Renting out property is a lot more than a large initial financial investment.

Most people I know who do well in that space do so after several years. Once they learn how to be a landlord, learn the quirks of the market they invest in, etc, it can be pretty low stress, although not necessarily hands off.

But if you're just starting out, you should expect to make some mistakes and run into some headaches as you figure things out.

You can hire landlords to do the work for you though.

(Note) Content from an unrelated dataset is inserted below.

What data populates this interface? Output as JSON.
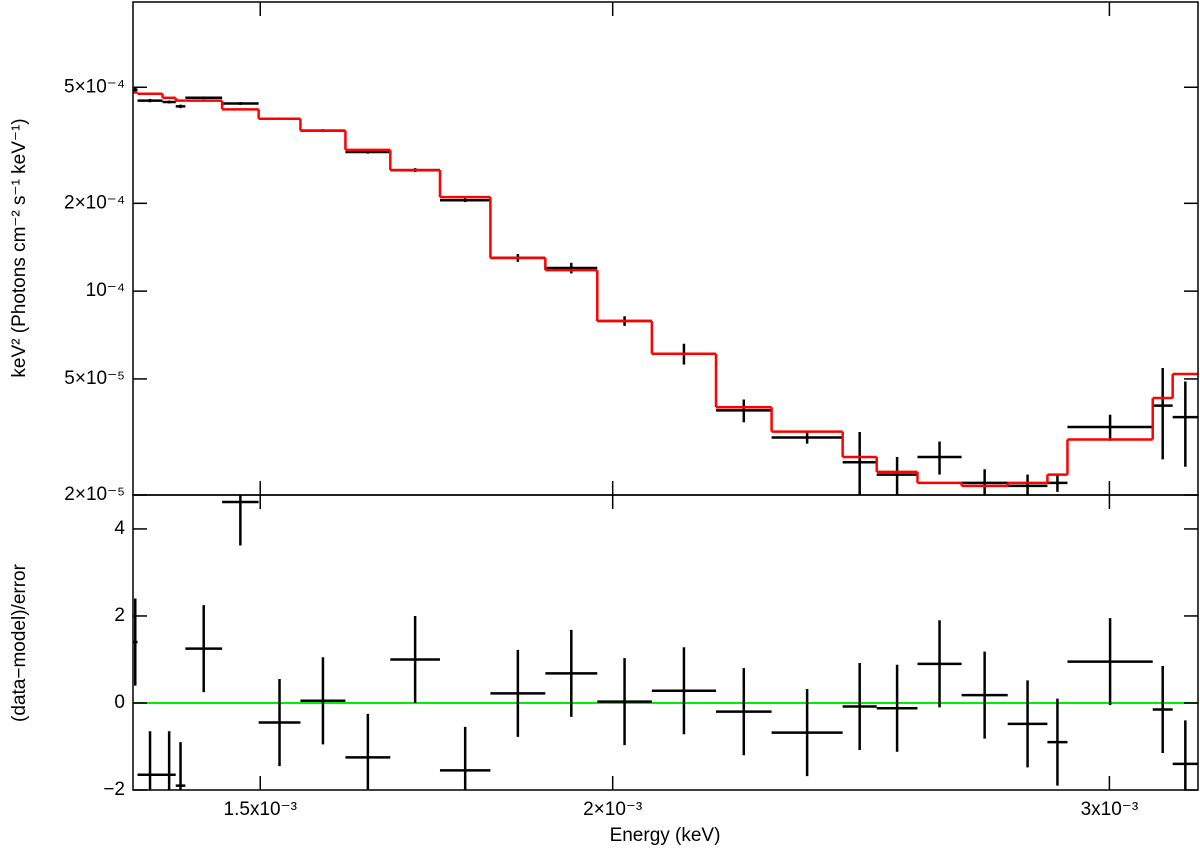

"Stoozing" (hadn't heard it called that before) hasn't been profitable in a long time, unless you're willing to take huge risks (in which case, there are better ways to make leveraged bets). I haven't seen a balance transfer offer with a transaction fee of less than 2% in quite a while. Even at 1%, you'd just break even.

Even if you are willing to take on a moderate amount of risk, most people - even those with good credit and decent incomes - are going to net a few hundred bucks per year off this thing, max.

It is a really poor way to make extra income.

> Stoozing. Find a credit card with 0% interest on balance transfers. Stick the money into a savings account. Or, if you like risk, on a horse. Need a good credit rating and decent savings rate to make more than a few hundred a year though.

I remember doing this in 2007. I wasn't aware there was a specific name for it.

also called arbitrage

>Stoozing. Find a credit card with 0% interest on balance >transfers.

Doesn't really work anymore : Most balance transfer credit cards charge a minimum fee of 1% to 3% on the transfer amount AFAIK. Savings account pay less than 1%.

True. You're better off shifting 100% of your spending to the card and keeping what you'd otherwise be spending in savings/investments.

About how much qualifies as "moderate" passive income?

Regarding your closing statement: http://slickdeals.net/ is awesome.

http://hotdealsclub.com/ is another one but without the pictures. It is done by a friend of a friend. I still check it out for black Friday and Monday to see what tech deals are out there.

UK Solar isn't a good idea any more, the current government has slashed the payments and it's only going to go down more...

Feed in tariff dropped, but the installation costs dropped significantly too. I've not done the calculations for a while but it still might be profitable.